Falou e ainda fala demais o agora presidente. Ao trazer de volta o Correio Aéreo Nacional, mais para “distribuir cidadania” que cartas, Lula prometeu no mesmo dia quarenta anos em quatro. Saudades de Juscelino Kubitschek, cujo lema era cinqüenta em cinco, fez Brasília, decretou a falência da malha ferroviária e atolou o País em dívidas. Só que Lula já gastou quase um ano e meio e ainda continua dizendo inconformado que haverá de cumprir todas as palavras empenhadas em campanha. Mas… desculpa antecipada, vejam só: “Aquelas (palavras ou promessas) que não cumprirmos não será por falta de vontade, mas por falta de tempo ou de recursos”.
Não se sabe se à conta do Waldogate ou de simplismo tão ingênuo fartamente demonstrado, Lula continua caindo ladeira abaixo nas pesquisas de opinião. Numa única semana desceu mais seis pontos, conforme mostra uma pesquisa realizada entre os dias 27 e 31 de março. Um detalhe que favorece a observação de Fernando Henrique Cardoso: mais da metade da população adulta (52%) acha que o caminho do governo, isto é, o rumo, está errado. A popularidade de Lula cai inclusive onde ele acha que dá o melhor de si, no interior, em lugares onde nunca um presidente antes colocou os pés: Norte, Nordeste e Centro-Oeste, em municípios menores do interior dos estados. Áreas onde o campo vive, conforme descreve o ministro Miguel Rossetto, do Desenvolvimento Agrário, a “normalidade democrática” das invasões promovidas pelos sem-terra.
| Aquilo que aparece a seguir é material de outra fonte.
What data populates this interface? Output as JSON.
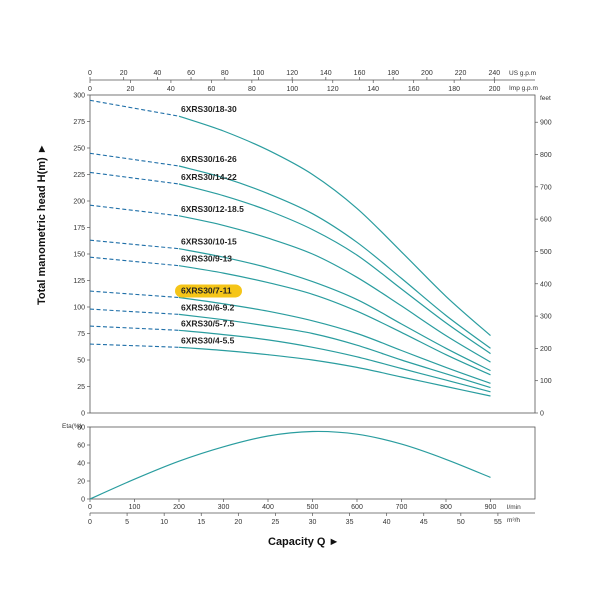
{
  "chart_data": [
    {
      "type": "line",
      "title": "",
      "ylabel": "Total manometric head H(m)",
      "ylabel_arrow": "►",
      "xlabel": "",
      "ylim": [
        0,
        300
      ],
      "y_ticks": [
        0,
        25,
        50,
        75,
        100,
        125,
        150,
        175,
        200,
        225,
        250,
        275,
        300
      ],
      "xlim_lmin": [
        0,
        1000
      ],
      "right_axis": {
        "unit": "feet",
        "ticks": [
          0,
          100,
          200,
          300,
          400,
          500,
          600,
          700,
          800,
          900
        ]
      },
      "top_axis_us": {
        "unit": "US g.p.m",
        "ticks": [
          0,
          20,
          40,
          60,
          80,
          100,
          120,
          140,
          160,
          180,
          200,
          220,
          240
        ]
      },
      "top_axis_imp": {
        "unit": "Imp g.p.m",
        "ticks": [
          0,
          20,
          40,
          60,
          80,
          100,
          120,
          140,
          160,
          180,
          200
        ]
      },
      "dashed_until_lmin": 200,
      "highlight_color": "#f5c518",
      "line_color": "#2a9d9f",
      "series": [
        {
          "name": "6XRS30/18-30",
          "x": [
            0,
            200,
            300,
            400,
            500,
            600,
            700,
            800,
            900
          ],
          "values": [
            295,
            280,
            266,
            248,
            225,
            193,
            152,
            110,
            73
          ],
          "highlight": false
        },
        {
          "name": "6XRS30/16-26",
          "x": [
            0,
            200,
            300,
            400,
            500,
            600,
            700,
            800,
            900
          ],
          "values": [
            245,
            233,
            222,
            207,
            188,
            161,
            127,
            92,
            61
          ],
          "highlight": false
        },
        {
          "name": "6XRS30/14-22",
          "x": [
            0,
            200,
            300,
            400,
            500,
            600,
            700,
            800,
            900
          ],
          "values": [
            227,
            216,
            205,
            191,
            173,
            149,
            117,
            85,
            56
          ],
          "highlight": false
        },
        {
          "name": "6XRS30/12-18.5",
          "x": [
            0,
            200,
            300,
            400,
            500,
            600,
            700,
            800,
            900
          ],
          "values": [
            196,
            186,
            177,
            165,
            150,
            128,
            101,
            73,
            48
          ],
          "highlight": false
        },
        {
          "name": "6XRS30/10-15",
          "x": [
            0,
            200,
            300,
            400,
            500,
            600,
            700,
            800,
            900
          ],
          "values": [
            163,
            155,
            147,
            137,
            124,
            107,
            84,
            61,
            40
          ],
          "highlight": false
        },
        {
          "name": "6XRS30/9-13",
          "x": [
            0,
            200,
            300,
            400,
            500,
            600,
            700,
            800,
            900
          ],
          "values": [
            147,
            139,
            132,
            123,
            112,
            96,
            76,
            55,
            36
          ],
          "highlight": false
        },
        {
          "name": "6XRS30/7-11",
          "x": [
            0,
            200,
            300,
            400,
            500,
            600,
            700,
            800,
            900
          ],
          "values": [
            115,
            109,
            103,
            96,
            87,
            75,
            59,
            43,
            28
          ],
          "highlight": true
        },
        {
          "name": "6XRS30/6-9.2",
          "x": [
            0,
            200,
            300,
            400,
            500,
            600,
            700,
            800,
            900
          ],
          "values": [
            98,
            93,
            88,
            82,
            75,
            64,
            50,
            37,
            24
          ],
          "highlight": false
        },
        {
          "name": "6XRS30/5-7.5",
          "x": [
            0,
            200,
            300,
            400,
            500,
            600,
            700,
            800,
            900
          ],
          "values": [
            82,
            78,
            74,
            69,
            62,
            53,
            42,
            31,
            20
          ],
          "highlight": false
        },
        {
          "name": "6XRS30/4-5.5",
          "x": [
            0,
            200,
            300,
            400,
            500,
            600,
            700,
            800,
            900
          ],
          "values": [
            65,
            62,
            59,
            55,
            50,
            43,
            34,
            25,
            16
          ],
          "highlight": false
        }
      ]
    },
    {
      "type": "line",
      "title": "",
      "ylabel": "Eta(%)",
      "xlabel": "Capacity Q",
      "xlabel_arrow": "►",
      "ylim": [
        0,
        80
      ],
      "y_ticks": [
        0,
        20,
        40,
        60,
        80
      ],
      "x_ticks_lmin": [
        0,
        100,
        200,
        300,
        400,
        500,
        600,
        700,
        800,
        900
      ],
      "x_unit_lmin": "l/min",
      "x_ticks_m3h": [
        0,
        5,
        10,
        15,
        20,
        25,
        30,
        35,
        40,
        45,
        50,
        55
      ],
      "x_unit_m3h": "m³/h",
      "series": [
        {
          "name": "Eta",
          "x": [
            0,
            100,
            200,
            300,
            400,
            500,
            600,
            700,
            800,
            900
          ],
          "values": [
            0,
            22,
            42,
            58,
            70,
            75,
            72,
            61,
            44,
            24
          ]
        }
      ]
    }
  ]
}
Assim que rompeu o silêncio que se impôs por dever de ofício, exercício democrático ou por oportunidade política, tanto faz, o ex-presidente Fernando Henrique Cardoso tirou o sono do pessoal instalado no Planalto. A “herança maldita” sempre alegada sem muita contestação passou a ter outro significado. Em vão o núcleo do PT sugere a mordaça de ex-presidente a quem tem a liberdade de falar também o que quer. Lula precisa olhar para a frente e deixar o que passou para trás. Acima de tudo tem que dar um jeito naquilo tudo que prometeu – o paraíso impossível. Ele é o único que não pode se dedicar às “futricas”. Mas também aqui precisa ter a sensibilidade de verificar se os assuntos em debate têm a ver com as aspirações, sonhos e esperanças despertados nos brasileiros por quem repetia que tudo dependia de vontade política.
Acima de tudo, que Lula não confunda a “valentia moral” cobrada por Fernando Henrique Cardoso com um mero arroubo de retórica improvisada, onde geralmente o presidente diz exatamente o que não devia dizer. Prometer quarenta anos em quatro, depois de fazer esse enorme suspense com o “espetáculo do crescimento” que não vem, é, no mínimo, gastar latim à toa e mais despir-se da coragem que lhe falta para admitir que se enganou, para não dizer que mentiu, pois, de fato, milagres não existem. Não é, igualmente, nenhuma valentia predispor os brasileiros a aceitar o calote ante a alegação de falta de tempo ou de recursos, quando sobrava vontade de fazer. De boas intenções, dizem alhures, o inferno está cheio.